I have been happy with a few changes we had envisioned. We showed a user using a web browser, something that did not yet exist when we conceived it (although we had played with prototypes of such at Apple and Sun). Indeed the web arrived faster than we expected.
Sun users do have the capability of having a single user space, accessible from around the world. This space is not populated by a million objects, nor is the network bandwidth available to support the kinds of navigation we envisioned. The public is being sold a bill of goods with today's so-called "wide bandwidth" connections. The large desktop we envisioned for Starfire could absorb as much as one terabyte per second of information while still delivering useful information to the user..

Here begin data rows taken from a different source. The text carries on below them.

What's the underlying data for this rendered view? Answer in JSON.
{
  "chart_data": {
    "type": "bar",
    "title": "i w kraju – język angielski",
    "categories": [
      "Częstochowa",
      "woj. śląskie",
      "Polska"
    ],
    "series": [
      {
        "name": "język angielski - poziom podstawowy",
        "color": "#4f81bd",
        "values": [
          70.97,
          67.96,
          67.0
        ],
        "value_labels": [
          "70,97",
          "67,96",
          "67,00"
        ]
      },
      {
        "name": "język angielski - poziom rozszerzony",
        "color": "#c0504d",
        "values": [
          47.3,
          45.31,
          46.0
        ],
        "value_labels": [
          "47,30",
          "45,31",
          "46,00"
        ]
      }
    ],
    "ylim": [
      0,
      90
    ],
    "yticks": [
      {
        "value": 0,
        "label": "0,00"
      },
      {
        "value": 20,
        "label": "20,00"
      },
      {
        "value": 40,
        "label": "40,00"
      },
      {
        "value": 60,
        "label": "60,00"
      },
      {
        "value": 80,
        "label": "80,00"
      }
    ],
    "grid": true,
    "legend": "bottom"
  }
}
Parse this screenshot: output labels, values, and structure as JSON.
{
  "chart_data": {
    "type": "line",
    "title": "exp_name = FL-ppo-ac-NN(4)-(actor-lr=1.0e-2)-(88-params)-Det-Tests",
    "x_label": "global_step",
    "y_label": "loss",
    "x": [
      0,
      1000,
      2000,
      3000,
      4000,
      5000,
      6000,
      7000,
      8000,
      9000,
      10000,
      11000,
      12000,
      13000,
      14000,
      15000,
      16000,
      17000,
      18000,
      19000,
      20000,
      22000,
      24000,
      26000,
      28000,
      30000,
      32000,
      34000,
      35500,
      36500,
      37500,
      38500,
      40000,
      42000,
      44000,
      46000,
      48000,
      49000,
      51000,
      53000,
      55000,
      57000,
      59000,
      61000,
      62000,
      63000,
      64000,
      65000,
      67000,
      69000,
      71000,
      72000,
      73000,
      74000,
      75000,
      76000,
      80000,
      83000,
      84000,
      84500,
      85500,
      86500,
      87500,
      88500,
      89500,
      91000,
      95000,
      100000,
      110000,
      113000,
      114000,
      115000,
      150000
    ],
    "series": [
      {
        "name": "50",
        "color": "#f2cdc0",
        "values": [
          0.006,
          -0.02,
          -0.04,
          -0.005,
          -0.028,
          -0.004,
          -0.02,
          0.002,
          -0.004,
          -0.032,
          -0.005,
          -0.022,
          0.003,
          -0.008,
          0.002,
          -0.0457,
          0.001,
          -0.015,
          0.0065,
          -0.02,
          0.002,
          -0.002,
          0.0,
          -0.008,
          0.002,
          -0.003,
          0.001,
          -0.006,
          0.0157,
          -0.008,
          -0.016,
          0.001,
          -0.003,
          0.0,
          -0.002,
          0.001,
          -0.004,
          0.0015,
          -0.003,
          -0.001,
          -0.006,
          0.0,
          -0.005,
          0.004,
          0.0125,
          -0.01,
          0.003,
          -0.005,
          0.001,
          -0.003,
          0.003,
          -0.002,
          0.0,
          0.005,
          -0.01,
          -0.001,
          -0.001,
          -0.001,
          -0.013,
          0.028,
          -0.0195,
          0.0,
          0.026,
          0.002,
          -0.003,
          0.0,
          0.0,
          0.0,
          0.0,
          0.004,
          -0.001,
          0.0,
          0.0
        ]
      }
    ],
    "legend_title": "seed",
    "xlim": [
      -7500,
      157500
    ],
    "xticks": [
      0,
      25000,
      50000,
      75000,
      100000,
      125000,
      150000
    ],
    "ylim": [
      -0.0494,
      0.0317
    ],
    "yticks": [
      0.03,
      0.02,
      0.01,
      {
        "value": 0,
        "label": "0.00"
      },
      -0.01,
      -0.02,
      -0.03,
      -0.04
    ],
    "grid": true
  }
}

Let me address several points directly:
• Displays continue to lag hopelessly behind all other technologies. If memory were tracking display progress, we'd be using 4K memory chips right now, up from the 1K of the 1960s. I still expect we will hit the threshold where displays have sufficient density and high enough yields that we can begin to add scanning and other capabilities. Unfortunately, it will be a while.
• High-presence video conferencing is needed and could save companies millions in travel expenses. The tiny networks of today are holding it back. What we showed, by the way, was not holographic. It was a flat image on a curved surface. It could be accomplished quite handily with the new high-speed Internet currently being developed.
• Large screen compatibility has gone up tremendously. Today, unlike 12 years ago, when we made the film, you have a reasonable chance of connecting your laptop in 15 minutes or less. 12 years ago, there was less than a 50/50 chance it would happen at all.
• David is absolutely correct that the big players have used the last decade to cement their positions, to the detriment of their customers. Both the web and Linux have helped put the fear of God in them, but, today, Microsoft Office continues to be Microsoft Suite of Fractured, Disconnected Programs Developed at Different Times with No Admission to Outsiders, and it and all the other traditional applications likely will remain so for the foreseeable future. Apple's Open Doc, unfortunately, was almost ten years too late. By the time they decided to do this project I'd been pushing since the mid-'80s, the company's market share and influence had waned.